920145_web1_Turnpike
Tribune-Review
The Monroeville Interchange go the Pennsylvania Turnpike on Nov. 23, 2015.

On Thursday, state Auditor General Eugene DePasquale released an audit of the Pennsylvania Turnpike. The results were conclusive.

Where some states build bridges to nowhere or roads without a destination, Pennsylvania knows exactly where things for the toll road are headed. Down a path to bankruptcy.

Act 44 of 2007 demands the Turnpike Commission not just use the tolls it charges to support its own needs. Instead of taking all those dollars and cents and rolling them into road maintenance and support, the state demands a kickback. The commission has to pay $450 million a year to PennDOT to pay for mass transit.

Essentially, the turnpike is being strong-armed by a thug, paying a regular fee to the big boss. Act 44 doesn’t care if business has fallen off. The money just better be there when it’s time to pay up.

Right now, between paying that money to the state and trying to cover maintenance, the commission is $11.8 billion in debt. That’s a deeper hole than the state, with all its education expenses and police and the pensions and health care of 80,000 or so employees, has dug. But the commission hasn’t been able to kick the ball downhill, demanding someone else pay its bill.

Oh, wait. It has. It just hasn’t worked.
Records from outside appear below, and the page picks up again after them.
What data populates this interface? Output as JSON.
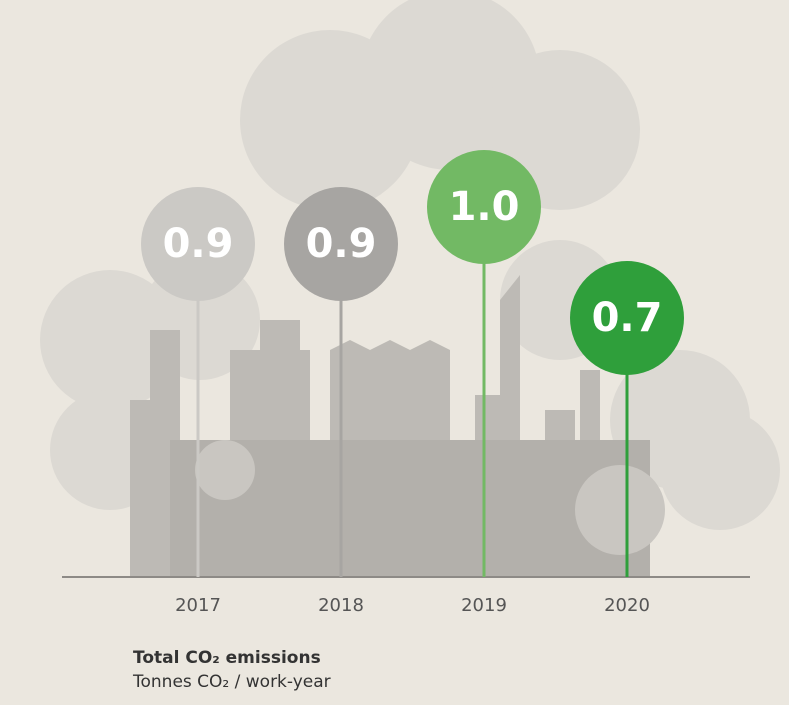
{
  "chart_data": {
    "type": "lollipop",
    "title": "Total CO₂ emissions",
    "subtitle": "Tonnes CO₂ / work-year",
    "categories": [
      "2017",
      "2018",
      "2019",
      "2020"
    ],
    "values": [
      0.9,
      0.9,
      1.0,
      0.7
    ],
    "value_labels": [
      "0.9",
      "0.9",
      "1.0",
      "0.7"
    ],
    "colors": [
      "#cbc9c5",
      "#a7a5a2",
      "#72b964",
      "#2f9f3b"
    ]
  }
}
While the commission has no choice in paying the state, the people who drive on the turnpike do have a choice, and more of them are opting not to use it.

With navigation apps and GPS devices, it’s easy to program a route that doesn’t require $56.50 to drive from Ohio to New Jersey. Commercial traffic on the road is down about 2 percent, and a federal court case filed by truckers calling the siphoning of toll money a violation of interstate commerce could blow up the whole operation.

But annual toll increases are still built into plans through 2044, meaning that a trip across the Keystone State could cost a big rig driver $400 in 20 years if something doesn’t change.

Harrisburg is trying to solve the problem it created. Nolan Ritchie, executive director of the Pennsylvania Senate Transportation Committee, said there are lots of ideas and they are “going to look at other states and how projects are funded for mass transit.”

Hopefully the next idea makes more sense than a mafia-movie shakedown scheme.